This is amazing. It sounds like the summary is that they turned matrix multiplication of various sized matrices into a kind of game, then had AlphaZero, the game playing AI, play the game and find optimal strategies. The new optimal strategies for “winning” the game in less moves were actually new matrix multiplication algorithms, some of which had been discovered previously, some of which were new. Many thousands of algorithms were found across a range of matrix sizes.
And of course aside from the intellectual curiosity, our GPUs are mega matrix multiplication machines and these new algorithms could be tuned to specific hardware and improve the overall graphics and ML performance by 10-20% on existing hardware.
"Since 1969 Strassen’s algorithm has famously stood as the fastest way to multiply 2 matrices - but with AlphaTensor. Deepmind has found a new algorithm that’s faster, with potential to improve efficiency by 10-20% across trillions of calculations per day!"
Strassen has _not_ stood as the fastest way, whether you look at the exponent or the constant factor.
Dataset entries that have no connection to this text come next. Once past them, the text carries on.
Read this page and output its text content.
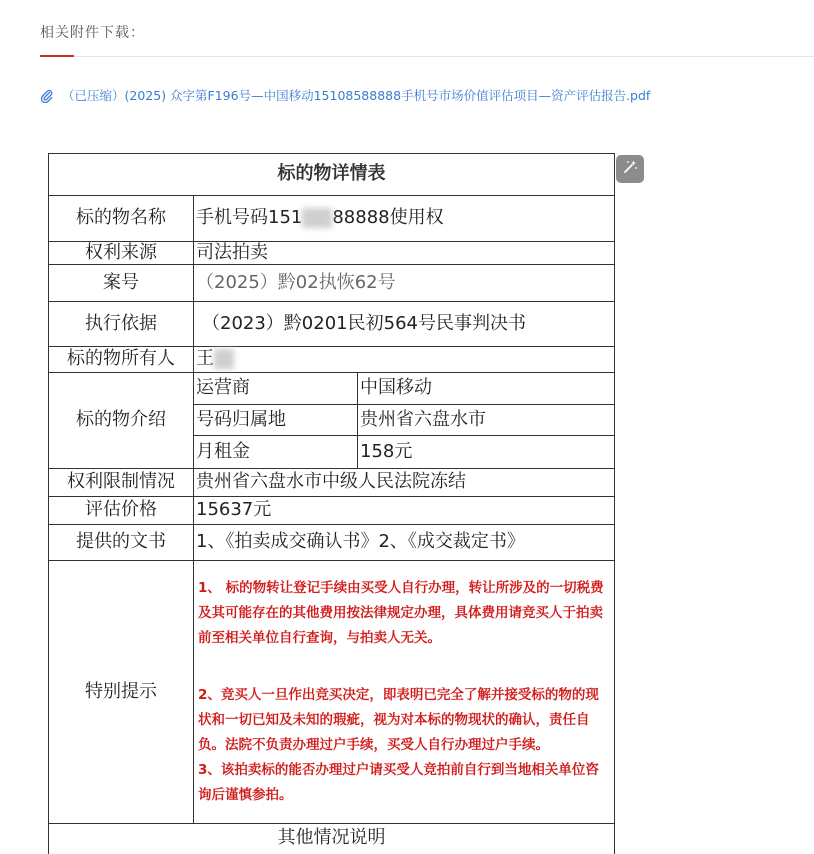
相关附件下载：
（已压缩）(2025) 众字第F196号—中国移动15108588888手机号市场价值评估项目—资产评估报告.pdf
标的物详情表		
标的物名称	手机号码151 88888使用权	
权利来源	司法拍卖	
案号	（2025）黔02执恢62号	
执行依据	（2023）黔0201民初564号民事判决书	
标的物所有人	王	
标的物介绍	运营商	中国移动
	号码归属地	贵州省六盘水市
	月租金	158元
权利限制情况	贵州省六盘水市中级人民法院冻结	
评估价格	15637元	
提供的文书	1、《拍卖成交确认书》2、《成交裁定书》	
特别提示	1、 标的物转让登记手续由买受人自行办理，转让所涉及的一切税费及其可能存在的其他费用按法律规定办理，具体费用请竞买人于拍卖前至相关单位自行查询，与拍卖人无关。

2、竞买人一旦作出竞买决定，即表明已完全了解并接受标的物的现状和一切已知及未知的瑕疵，视为对本标的物现状的确认，责任自负。法院不负责办理过户手续，买受人自行办理过户手续。

3、该拍卖标的能否办理过户请买受人竞拍前自行到当地相关单位咨询后谨慎参拍。	

其他情况说明		
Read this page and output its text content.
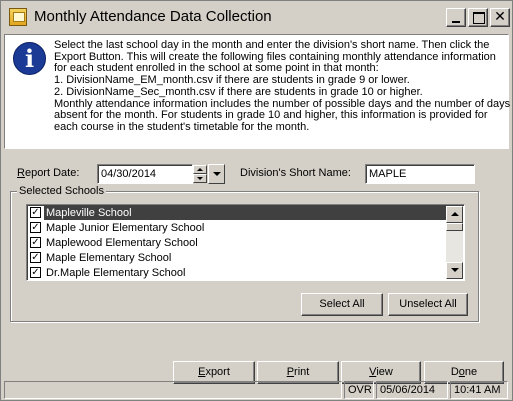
Monthly Attendance Data Collection	✕
i	Select the last school day in the month and enter the division's short name. Then click the
Export Button. This will create the following files containing monthly attendance information
for each student enrolled in the school at some point in that month:
1. DivisionName_EM_month.csv if there are students in grade 9 or lower.
2. DivisionName_Sec_month.csv if there are students in grade 10 or higher.
Monthly attendance information includes the number of possible days and the number of days
absent for the month. For students in grade 10 and higher, this information is provided for
each course in the student's timetable for the month.
Report Date:	04/30/2014	Division's Short Name:	MAPLE
Selected Schools
✓ Mapleville School
✓ Maple Junior Elementary School
✓ Maplewood Elementary School
✓ Maple Elementary School
✓ Dr.Maple Elementary School
Select All	Unselect All
Export	Print	View	Done
OVR 05/06/2014	10:41 AM
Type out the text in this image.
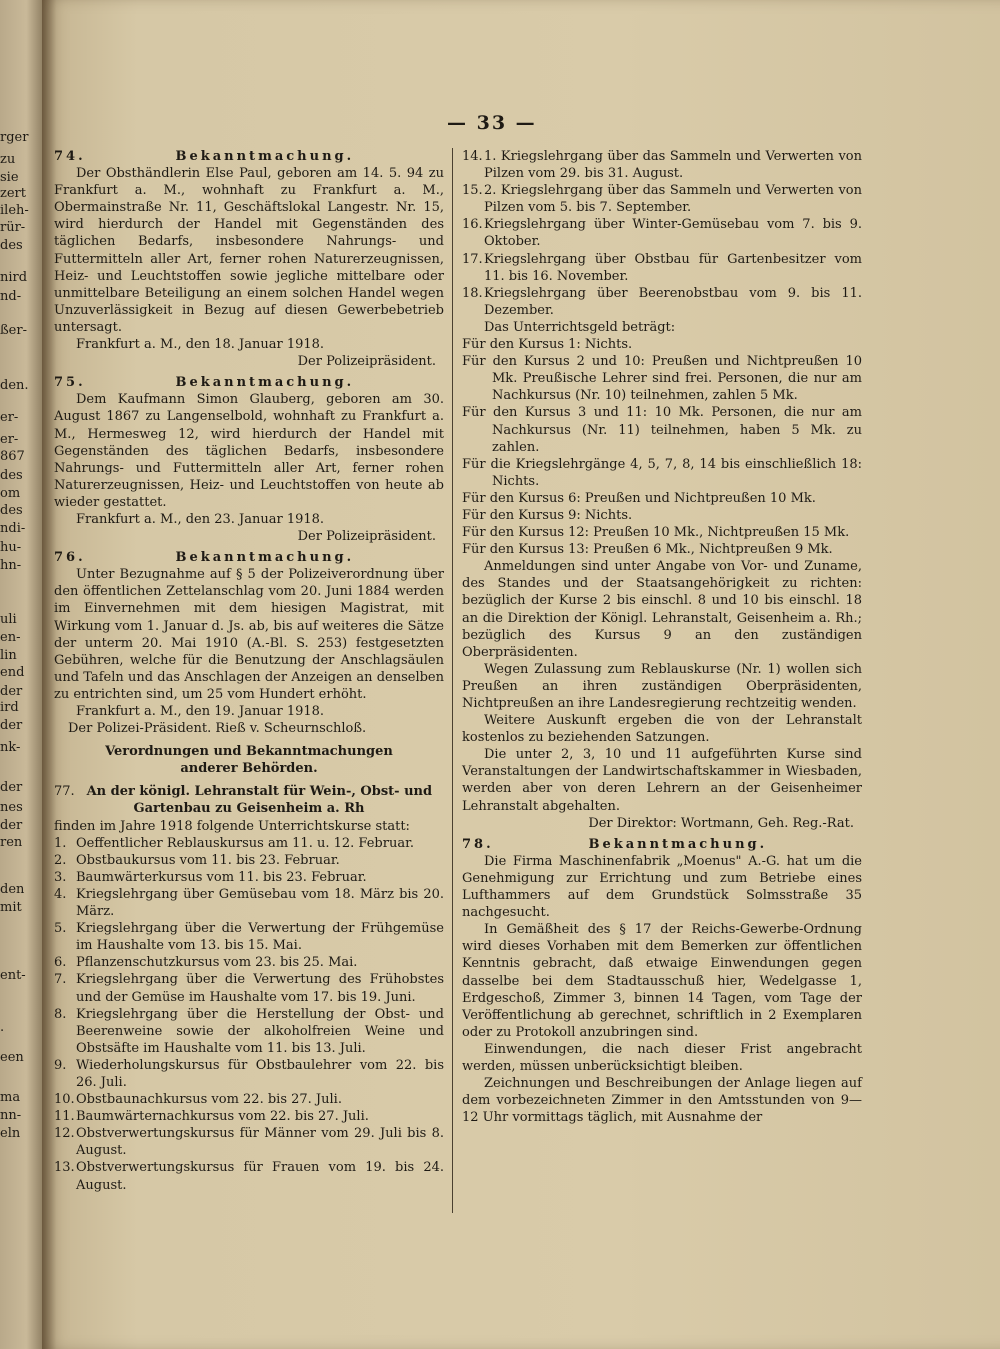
rger
zu
sie
zert
ileh-
rür-
des
nird
nd-
ßer-
den.
er-
er-
867
des
om
des
ndi-
hu-
hn-
uli
en-
lin
end
der
ird
der
nk-
der
nes
der
ren
den
mit
ent-
.
een
ma
nn-
eln
— 33 —

74.	Bekanntmachung.

Der Obsthändlerin Else Paul, geboren am 14. 5. 94 zu Frankfurt a. M., wohnhaft zu Frankfurt a. M., Obermainstraße Nr. 11, Geschäftslokal Langestr. Nr. 15, wird hierdurch der Handel mit Gegenständen des täglichen Bedarfs, insbesondere Nahrungs- und Futtermitteln aller Art, ferner rohen Naturerzeugnissen, Heiz- und Leuchtstoffen sowie jegliche mittelbare oder unmittelbare Beteiligung an einem solchen Handel wegen Unzuverlässigkeit in Bezug auf diesen Gewerbebetrieb untersagt.

Frankfurt a. M., den 18. Januar 1918.

Der Polizeipräsident.

75.	Bekanntmachung.

Dem Kaufmann Simon Glauberg, geboren am 30. August 1867 zu Langenselbold, wohnhaft zu Frankfurt a. M., Hermesweg 12, wird hierdurch der Handel mit Gegenständen des täglichen Bedarfs, insbesondere Nahrungs- und Futtermitteln aller Art, ferner rohen Naturerzeugnissen, Heiz- und Leuchtstoffen von heute ab wieder gestattet.

Frankfurt a. M., den 23. Januar 1918.

Der Polizeipräsident.

76.	Bekanntmachung.

Unter Bezugnahme auf § 5 der Polizeiverordnung über den öffentlichen Zettelanschlag vom 20. Juni 1884 werden im Einvernehmen mit dem hiesigen Magistrat, mit Wirkung vom 1. Januar d. Js. ab, bis auf weiteres die Sätze der unterm 20. Mai 1910 (A.-Bl. S. 253) festgesetzten Gebühren, welche für die Benutzung der Anschlagsäulen und Tafeln und das Anschlagen der Anzeigen an denselben zu entrichten sind, um 25 vom Hundert erhöht.

Frankfurt a. M., den 19. Januar 1918.

Der Polizei-Präsident. Rieß v. Scheurnschloß.

Verordnungen und Bekanntmachungen anderer Behörden.

77. An der königl. Lehranstalt für Wein-, Obst- und Gartenbau zu Geisenheim a. Rh

finden im Jahre 1918 folgende Unterrichtskurse statt:

1. Oeffentlicher Reblauskursus am 11. u. 12. Februar.
2. Obstbaukursus vom 11. bis 23. Februar.
3. Baumwärterkursus vom 11. bis 23. Februar.
4. Kriegslehrgang über Gemüsebau vom 18. März bis 20. März.
5. Kriegslehrgang über die Verwertung der Frühgemüse im Haushalte vom 13. bis 15. Mai.
6. Pflanzenschutzkursus vom 23. bis 25. Mai.
7. Kriegslehrgang über die Verwertung des Frühobstes und der Gemüse im Haushalte vom 17. bis 19. Juni.
8. Kriegslehrgang über die Herstellung der Obst- und Beerenweine sowie der alkoholfreien Weine und Obstsäfte im Haushalte vom 11. bis 13. Juli.
9. Wiederholungskursus für Obstbaulehrer vom 22. bis 26. Juli.
10. Obstbaunachkursus vom 22. bis 27. Juli.
11. Baumwärternachkursus vom 22. bis 27. Juli.
12. Obstverwertungskursus für Männer vom 29. Juli bis 8. August.
13. Obstverwertungskursus für Frauen vom 19. bis 24. August.
14. 1. Kriegslehrgang über das Sammeln und Verwerten von Pilzen vom 29. bis 31. August.
15. 2. Kriegslehrgang über das Sammeln und Verwerten von Pilzen vom 5. bis 7. September.
16. Kriegslehrgang über Winter-Gemüsebau vom 7. bis 9. Oktober.
17. Kriegslehrgang über Obstbau für Gartenbesitzer vom 11. bis 16. November.
18. Kriegslehrgang über Beerenobstbau vom 9. bis 11. Dezember.

Das Unterrichtsgeld beträgt:

Für den Kursus 1: Nichts.

Für den Kursus 2 und 10: Preußen und Nichtpreußen 10 Mk. Preußische Lehrer sind frei. Personen, die nur am Nachkursus (Nr. 10) teilnehmen, zahlen 5 Mk.

Für den Kursus 3 und 11: 10 Mk. Personen, die nur am Nachkursus (Nr. 11) teilnehmen, haben 5 Mk. zu zahlen.

Für die Kriegslehrgänge 4, 5, 7, 8, 14 bis einschließlich 18: Nichts.

Für den Kursus 6: Preußen und Nichtpreußen 10 Mk.

Für den Kursus 9: Nichts.

Für den Kursus 12: Preußen 10 Mk., Nichtpreußen 15 Mk.

Für den Kursus 13: Preußen 6 Mk., Nichtpreußen 9 Mk.

Anmeldungen sind unter Angabe von Vor- und Zuname, des Standes und der Staatsangehörigkeit zu richten: bezüglich der Kurse 2 bis einschl. 8 und 10 bis einschl. 18 an die Direktion der Königl. Lehranstalt, Geisenheim a. Rh.; bezüglich des Kursus 9 an den zuständigen Oberpräsidenten.

Wegen Zulassung zum Reblauskurse (Nr. 1) wollen sich Preußen an ihren zuständigen Oberpräsidenten, Nichtpreußen an ihre Landesregierung rechtzeitig wenden.

Weitere Auskunft ergeben die von der Lehranstalt kostenlos zu beziehenden Satzungen.

Die unter 2, 3, 10 und 11 aufgeführten Kurse sind Veranstaltungen der Landwirtschaftskammer in Wiesbaden, werden aber von deren Lehrern an der Geisenheimer Lehranstalt abgehalten.

Der Direktor: Wortmann, Geh. Reg.-Rat.

78.	Bekanntmachung.

Die Firma Maschinenfabrik „Moenus" A.-G. hat um die Genehmigung zur Errichtung und zum Betriebe eines Lufthammers auf dem Grundstück Solmsstraße 35 nachgesucht.

In Gemäßheit des § 17 der Reichs-Gewerbe-Ordnung wird dieses Vorhaben mit dem Bemerken zur öffentlichen Kenntnis gebracht, daß etwaige Einwendungen gegen dasselbe bei dem Stadtausschuß hier, Wedelgasse 1, Erdgeschoß, Zimmer 3, binnen 14 Tagen, vom Tage der Veröffentlichung ab gerechnet, schriftlich in 2 Exemplaren oder zu Protokoll anzubringen sind.

Einwendungen, die nach dieser Frist angebracht werden, müssen unberücksichtigt bleiben.

Zeichnungen und Beschreibungen der Anlage liegen auf dem vorbezeichneten Zimmer in den Amtsstunden von 9—12 Uhr vormittags täglich, mit Ausnahme der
It's probably more accurate to say Strassen was the first in a series of complexity improvements to matrix multiplication, most of whom are theoretical curiosities and have prohibitively high constant factors preventing them from ever been used in practice.
Even if all you cared about was the exponent, Strassen was beaten decades ago.
In practice, the constant factor and the exponent need to be considered together. The constant factor on its own is very uninteresting, practically meaningless without the exponent.
>”Even if all you cared about was the exponent”
There are really only two things to care about: the exponent on its own, or practical runtime.
The claim is that there is a significant range of computations for which Strassen has stood as the fastest.
"If you just want the executive summary, here it is: these are definitely interesting algorithms from an arithmetic complexity theory standpoint – especially for the case of 4×4 matrices over finite fields, where (to the best of my knowledge) Strassen’s algorithm from 1969 was still the reigning champion.
These algorithms are also practically relevant, meaning that not only do they have better asymptotic lower bounds than Strassen’s algorithm, they are still algorithms you might actually use in practice, unlike essentially everything else that has been written on the topic in the last 50 years: these algorithms are correct, and will in principle win over Strassen’s algorithm with large enough matrices, but that cut-off is well beyond the sizes that anyone is actually doing computations with."
I wonder if this technique could be used to find better/more mathematically efficient self attention algorithms for transformers in general. Meta programming with AI…
And of course aside from the intellectual curiosity, our GPUs are mega matrix multiplication machines and these new algorithms could be tuned to specific hardware and improve the overall graphics and ML performance by 10-20% on existing hardware.
Cool!